According to your comments, we have revised the manuscript as follows:

We have added the contents in the discussion.

 

In addition to these networks, the pulvinar nucleus of the thalamus is an important neural structure that can be involved in cognitive, sensory, and motor deficits in patients with schizophrenia. The pulvinar nucleus is the largest nucleus in the thalamus and is mutually connected to several cortical and subcortical regions, including the prefrontal cortex, sensory cortex, superior colliculus, and amygdala [52]. Thus, the pulvinar nucleus plays an important role in normal multisensory processing, emotional response, and decision making, which are significantly impaired in patients with schizophrenia [53-55]. A positive relationship has been reported between performance on working memory and activation in the pulvinar nucleus and other structures [56]. Herein, structural and functional abnormalities of the pulvinar nucleus may be a neurobiological underpinning for the motor retardation-centered symptom networks observed in our study. 

Reviewer 2 Report

Joonho Choi et. al. manuscript entitled “Network analysis-based Disentanglement of the Symptom Heterogeneity in Asian Patients’ with Schizophrenia: Findings from the Research on Asian Psychotrophic Prescription Patterns for Antipsychotics” is significant study and provides the data on Asian population with schizophrenia.
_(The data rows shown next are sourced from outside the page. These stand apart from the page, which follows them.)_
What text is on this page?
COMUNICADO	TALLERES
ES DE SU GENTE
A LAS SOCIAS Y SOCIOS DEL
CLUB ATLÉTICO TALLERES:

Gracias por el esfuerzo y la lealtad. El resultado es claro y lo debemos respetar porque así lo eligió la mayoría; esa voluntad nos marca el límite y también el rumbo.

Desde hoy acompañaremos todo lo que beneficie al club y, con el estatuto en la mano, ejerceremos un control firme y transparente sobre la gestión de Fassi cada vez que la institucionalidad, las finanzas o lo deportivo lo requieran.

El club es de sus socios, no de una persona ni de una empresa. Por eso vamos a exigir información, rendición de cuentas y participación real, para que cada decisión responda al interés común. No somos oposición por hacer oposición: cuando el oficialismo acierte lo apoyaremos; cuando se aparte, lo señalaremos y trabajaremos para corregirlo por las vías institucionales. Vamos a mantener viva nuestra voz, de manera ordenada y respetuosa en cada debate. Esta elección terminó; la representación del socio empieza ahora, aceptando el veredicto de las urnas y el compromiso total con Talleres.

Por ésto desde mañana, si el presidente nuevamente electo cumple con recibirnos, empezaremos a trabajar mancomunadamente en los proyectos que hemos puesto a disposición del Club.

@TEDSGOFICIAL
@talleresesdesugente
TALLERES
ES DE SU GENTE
The study supports that schizophrenia patients have motor retardation associated with the antipsychotic drugs and thus using or developing treatment regimen which targets non-Dopaminergic pathway is important. Methods, Results and Discussions are well-written and I suggest to accept the manuscript in present form.

Author Response

We greatly appreciate your kind comments.